L'adolescent décocha son sourire le plus nonchalamment ravageur au Serdaigle qui venait de lui adresser la parole – à le voir avaler sa salive, l'effet était toujours aussi dévastateur peu importe le genre ou la préférence de la cible.

« Hâte de faire connaissance avec le petit dernier, surtout » rectifia-t-il.
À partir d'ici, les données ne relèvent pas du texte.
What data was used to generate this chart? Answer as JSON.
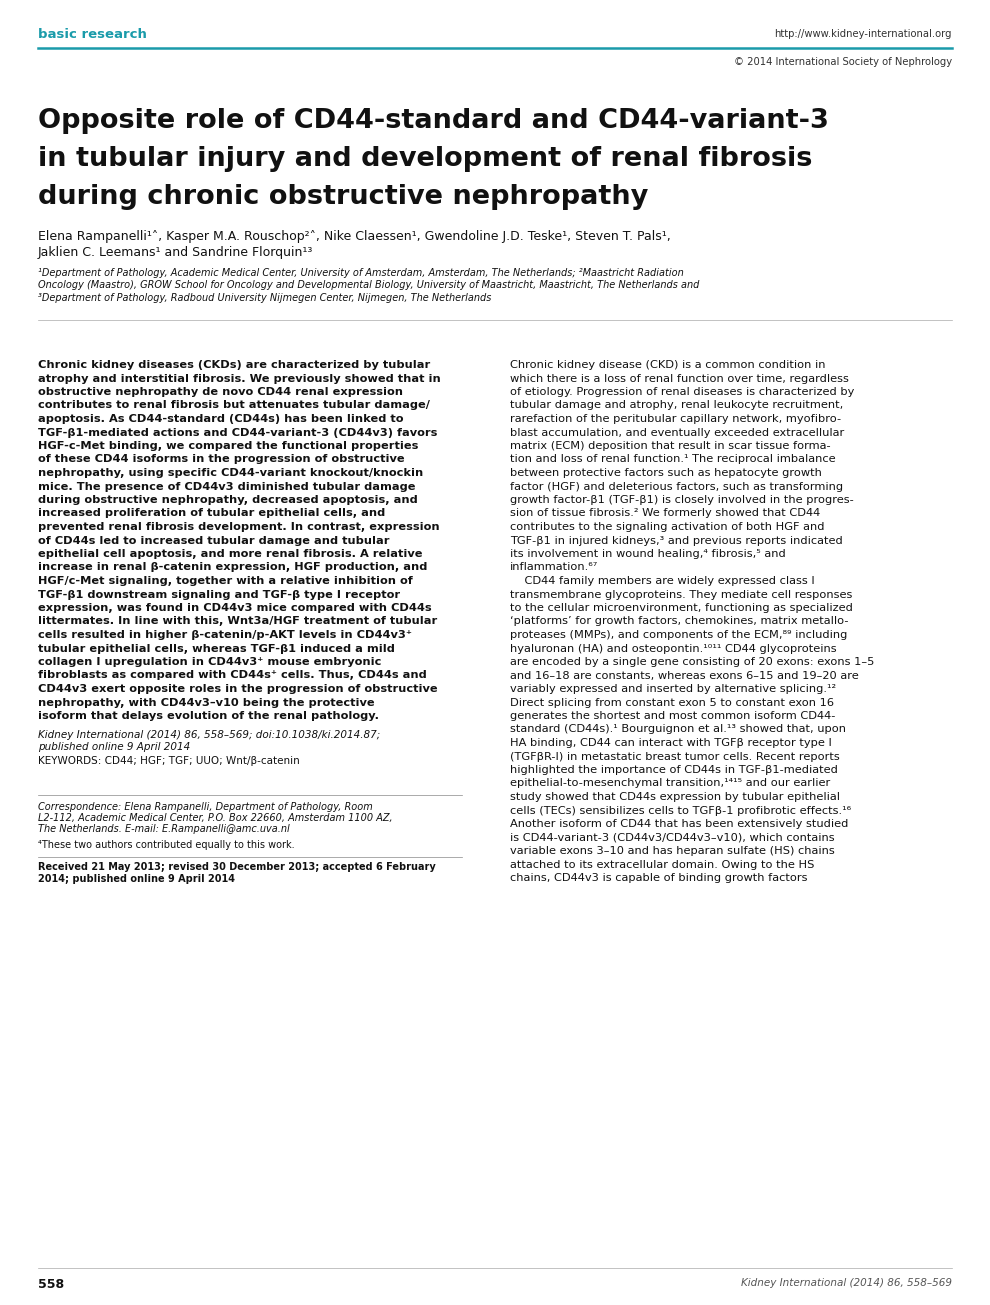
{
  "bg_color": "#ffffff",
  "header_label": "basic research",
  "header_url": "http://www.kidney-international.org",
  "header_copyright": "© 2014 International Society of Nephrology",
  "header_color": "#1a9baa",
  "line_color": "#1a9baa",
  "title_line1": "Opposite role of CD44-standard and CD44-variant-3",
  "title_line2": "in tubular injury and development of renal fibrosis",
  "title_line3": "during chronic obstructive nephropathy",
  "author_line1": "Elena Rampanelli¹˄, Kasper M.A. Rouschop²˄, Nike Claessen¹, Gwendoline J.D. Teske¹, Steven T. Pals¹,",
  "author_line2": "Jaklien C. Leemans¹ and Sandrine Florquin¹³",
  "affil_line1": "¹Department of Pathology, Academic Medical Center, University of Amsterdam, Amsterdam, The Netherlands; ²Maastricht Radiation",
  "affil_line2": "Oncology (Maastro), GROW School for Oncology and Developmental Biology, University of Maastricht, Maastricht, The Netherlands and",
  "affil_line3": "³Department of Pathology, Radboud University Nijmegen Center, Nijmegen, The Netherlands",
  "abstract_lines": [
    "Chronic kidney diseases (CKDs) are characterized by tubular",
    "atrophy and interstitial fibrosis. We previously showed that in",
    "obstructive nephropathy de novo CD44 renal expression",
    "contributes to renal fibrosis but attenuates tubular damage/",
    "apoptosis. As CD44-standard (CD44s) has been linked to",
    "TGF-β1-mediated actions and CD44-variant-3 (CD44v3) favors",
    "HGF-c-Met binding, we compared the functional properties",
    "of these CD44 isoforms in the progression of obstructive",
    "nephropathy, using specific CD44-variant knockout/knockin",
    "mice. The presence of CD44v3 diminished tubular damage",
    "during obstructive nephropathy, decreased apoptosis, and",
    "increased proliferation of tubular epithelial cells, and",
    "prevented renal fibrosis development. In contrast, expression",
    "of CD44s led to increased tubular damage and tubular",
    "epithelial cell apoptosis, and more renal fibrosis. A relative",
    "increase in renal β-catenin expression, HGF production, and",
    "HGF/c-Met signaling, together with a relative inhibition of",
    "TGF-β1 downstream signaling and TGF-β type I receptor",
    "expression, was found in CD44v3 mice compared with CD44s",
    "littermates. In line with this, Wnt3a/HGF treatment of tubular",
    "cells resulted in higher β-catenin/p-AKT levels in CD44v3⁺",
    "tubular epithelial cells, whereas TGF-β1 induced a mild",
    "collagen I upregulation in CD44v3⁺ mouse embryonic",
    "fibroblasts as compared with CD44s⁺ cells. Thus, CD44s and",
    "CD44v3 exert opposite roles in the progression of obstructive",
    "nephropathy, with CD44v3–v10 being the protective",
    "isoform that delays evolution of the renal pathology."
  ],
  "journal_cite_line1": "Kidney International (2014) 86, 558–569; doi:10.1038/ki.2014.87;",
  "journal_cite_line2": "published online 9 April 2014",
  "keywords": "KEYWORDS: CD44; HGF; TGF; UUO; Wnt/β-catenin",
  "corr_line1": "Correspondence: Elena Rampanelli, Department of Pathology, Room",
  "corr_line2": "L2-112, Academic Medical Center, P.O. Box 22660, Amsterdam 1100 AZ,",
  "corr_line3": "The Netherlands. E-mail: E.Rampanelli@amc.uva.nl",
  "footnote": "⁴These two authors contributed equally to this work.",
  "received_line1": "Received 21 May 2013; revised 30 December 2013; accepted 6 February",
  "received_line2": "2014; published online 9 April 2014",
  "page_number_left": "558",
  "page_number_right": "Kidney International (2014) 86, 558–569",
  "right_col_lines": [
    "Chronic kidney disease (CKD) is a common condition in",
    "which there is a loss of renal function over time, regardless",
    "of etiology. Progression of renal diseases is characterized by",
    "tubular damage and atrophy, renal leukocyte recruitment,",
    "rarefaction of the peritubular capillary network, myofibro-",
    "blast accumulation, and eventually exceeded extracellular",
    "matrix (ECM) deposition that result in scar tissue forma-",
    "tion and loss of renal function.¹ The reciprocal imbalance",
    "between protective factors such as hepatocyte growth",
    "factor (HGF) and deleterious factors, such as transforming",
    "growth factor-β1 (TGF-β1) is closely involved in the progres-",
    "sion of tissue fibrosis.² We formerly showed that CD44",
    "contributes to the signaling activation of both HGF and",
    "TGF-β1 in injured kidneys,³ and previous reports indicated",
    "its involvement in wound healing,⁴ fibrosis,⁵ and",
    "inflammation.⁶⁷",
    "    CD44 family members are widely expressed class I",
    "transmembrane glycoproteins. They mediate cell responses",
    "to the cellular microenvironment, functioning as specialized",
    "‘platforms’ for growth factors, chemokines, matrix metallo-",
    "proteases (MMPs), and components of the ECM,⁸⁹ including",
    "hyaluronan (HA) and osteopontin.¹⁰¹¹ CD44 glycoproteins",
    "are encoded by a single gene consisting of 20 exons: exons 1–5",
    "and 16–18 are constants, whereas exons 6–15 and 19–20 are",
    "variably expressed and inserted by alternative splicing.¹²",
    "Direct splicing from constant exon 5 to constant exon 16",
    "generates the shortest and most common isoform CD44-",
    "standard (CD44s).¹ Bourguignon et al.¹³ showed that, upon",
    "HA binding, CD44 can interact with TGFβ receptor type I",
    "(TGFβR-I) in metastatic breast tumor cells. Recent reports",
    "highlighted the importance of CD44s in TGF-β1-mediated",
    "epithelial-to-mesenchymal transition,¹⁴¹⁵ and our earlier",
    "study showed that CD44s expression by tubular epithelial",
    "cells (TECs) sensibilizes cells to TGFβ-1 profibrotic effects.¹⁶",
    "Another isoform of CD44 that has been extensively studied",
    "is CD44-variant-3 (CD44v3/CD44v3–v10), which contains",
    "variable exons 3–10 and has heparan sulfate (HS) chains",
    "attached to its extracellular domain. Owing to the HS",
    "chains, CD44v3 is capable of binding growth factors"
  ]
}
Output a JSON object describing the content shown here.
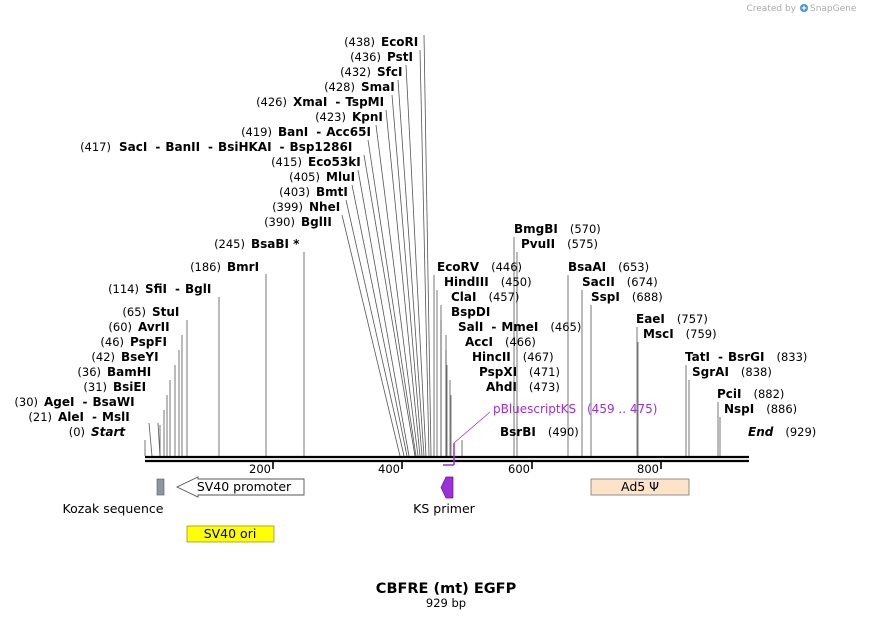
{
  "title": "CBFRE (mt) EGFP",
  "length_label": "929 bp",
  "credit": {
    "prefix": "Created by",
    "brand": "SnapGene",
    "logo_icon": "snapgene-logo-icon"
  },
  "colors": {
    "backbone": "#000000",
    "kozak": "#8c97a6",
    "sv40_promoter": "#ffffff",
    "sv40_ori": "#ffff00",
    "ks_primer": "#9b30d9",
    "ad5": "#fde3c8",
    "primer_text": "#9b30d9"
  },
  "axis_ticks": [
    "200",
    "400",
    "600",
    "800"
  ],
  "enzyme_rows": [
    {
      "names": [
        "EcoRI"
      ],
      "pos": "(438)"
    },
    {
      "names": [
        "PstI"
      ],
      "pos": "(436)"
    },
    {
      "names": [
        "SfcI"
      ],
      "pos": "(432)"
    },
    {
      "names": [
        "SmaI"
      ],
      "pos": "(428)"
    },
    {
      "names": [
        "XmaI",
        "TspMI"
      ],
      "pos": "(426)"
    },
    {
      "names": [
        "KpnI"
      ],
      "pos": "(423)"
    },
    {
      "names": [
        "BanI",
        "Acc65I"
      ],
      "pos": "(419)"
    },
    {
      "names": [
        "SacI",
        "BanII",
        "BsiHKAI",
        "Bsp1286I"
      ],
      "pos": "(417)"
    },
    {
      "names": [
        "Eco53kI"
      ],
      "pos": "(415)"
    },
    {
      "names": [
        "MluI"
      ],
      "pos": "(405)"
    },
    {
      "names": [
        "BmtI"
      ],
      "pos": "(403)"
    },
    {
      "names": [
        "NheI"
      ],
      "pos": "(399)"
    },
    {
      "names": [
        "BglII"
      ],
      "pos": "(390)"
    },
    {
      "names": [
        "BsaBI *"
      ],
      "pos": "(245)"
    },
    {
      "names": [
        "BmrI"
      ],
      "pos": "(186)"
    },
    {
      "names": [
        "SfiI",
        "BglI"
      ],
      "pos": "(114)"
    },
    {
      "names": [
        "StuI"
      ],
      "pos": "(65)"
    },
    {
      "names": [
        "AvrII"
      ],
      "pos": "(60)"
    },
    {
      "names": [
        "PspFI"
      ],
      "pos": "(46)"
    },
    {
      "names": [
        "BseYI"
      ],
      "pos": "(42)"
    },
    {
      "names": [
        "BamHI"
      ],
      "pos": "(36)"
    },
    {
      "names": [
        "BsiEI"
      ],
      "pos": "(31)"
    },
    {
      "names": [
        "AgeI",
        "BsaWI"
      ],
      "pos": "(30)"
    },
    {
      "names": [
        "AleI",
        "MslI"
      ],
      "pos": "(21)"
    },
    {
      "names": [
        "Start"
      ],
      "pos": "(0)"
    },
    {
      "names": [
        "BmgBI"
      ],
      "pos": "(570)"
    },
    {
      "names": [
        "PvuII"
      ],
      "pos": "(575)"
    },
    {
      "names": [
        "EcoRV"
      ],
      "pos": "(446)"
    },
    {
      "names": [
        "HindIII"
      ],
      "pos": "(450)"
    },
    {
      "names": [
        "ClaI"
      ],
      "pos": "(457)"
    },
    {
      "names": [
        "BspDI"
      ],
      "pos": ""
    },
    {
      "names": [
        "SalI",
        "MmeI"
      ],
      "pos": "(465)"
    },
    {
      "names": [
        "AccI"
      ],
      "pos": "(466)"
    },
    {
      "names": [
        "HincII"
      ],
      "pos": "(467)"
    },
    {
      "names": [
        "PspXI"
      ],
      "pos": "(471)"
    },
    {
      "names": [
        "AhdI"
      ],
      "pos": "(473)"
    },
    {
      "names": [
        "BsrBI"
      ],
      "pos": "(490)"
    },
    {
      "names": [
        "BsaAI"
      ],
      "pos": "(653)"
    },
    {
      "names": [
        "SacII"
      ],
      "pos": "(674)"
    },
    {
      "names": [
        "SspI"
      ],
      "pos": "(688)"
    },
    {
      "names": [
        "EaeI"
      ],
      "pos": "(757)"
    },
    {
      "names": [
        "MscI"
      ],
      "pos": "(759)"
    },
    {
      "names": [
        "TatI",
        "BsrGI"
      ],
      "pos": "(833)"
    },
    {
      "names": [
        "SgrAI"
      ],
      "pos": "(838)"
    },
    {
      "names": [
        "PciI"
      ],
      "pos": "(882)"
    },
    {
      "names": [
        "NspI"
      ],
      "pos": "(886)"
    },
    {
      "names": [
        "End"
      ],
      "pos": "(929)"
    }
  ],
  "primer": {
    "name": "pBluescriptKS",
    "range": "(459 .. 475)"
  },
  "features": {
    "kozak": "Kozak sequence",
    "sv40_promoter": "SV40 promoter",
    "sv40_ori": "SV40 ori",
    "ks_primer": "KS primer",
    "ad5": "Ad5 Ψ"
  }
}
« C'est vrai, ça » commenta Smith alors qu'ils descendaient les escaliers pour rejoindre la longue file attendant de remonter dans le Poudlard Express pour les vacances de Noël, « vous en avez eu encore un. Ça fait quoi, maintenant ? Dix gamins dans la famille ? »

« En fait, on est dix-sept » confessa Ted, faisant mentalement l'arithmétique de ses souvenirs – oui, lors de son arrivée à la Colonie, le bungalow avait compté douze enfants, quatre étaient parties depuis et rajoutez à cela le nouveau, dix-sept. « Et connaissant ma mère, elle ne va pas s'arrêter en si bon chemin. »

Smith rata une marche et faillit dégringoler dans l'escalier sous le coup de la stupeur.

« Dix-sept… ? Mais vous cherchez à rivaliser avec les Weasley ou quoi ?! »

En fait, aurait pu lui avouer le demi-dieu sous couverture, c'était tout bêtement la conséquence logique d'avoir une divinité de la beauté et du désir sexuel pour parent : le flux de frères et de sœurs pouvait ne pas être abondant, mais en tout cas il était constant.

« Dans ce genre-là, ouais » se borna-t-il à prétendre.


« Teddy ! Grand lâcheur, on s'est languis de ta présence. Viens nous faire des bises, veux-tu ? »

Lorsque vous étiez affligé d'un essaim de sœurs et d'une déesse de l'amour en guise de mère, vous appreniez très vite à dire bonjour à la française : baiser bien sonore sur chaque joue, étreinte brève mais forte en option. Ted s'exécuta, distribuant bises, étreintes et même un ébouriffage de cheveux sur la personne de sa plus jeune sœur Aurélia qui s'empressa de lui tirer la langue en matière de représailles.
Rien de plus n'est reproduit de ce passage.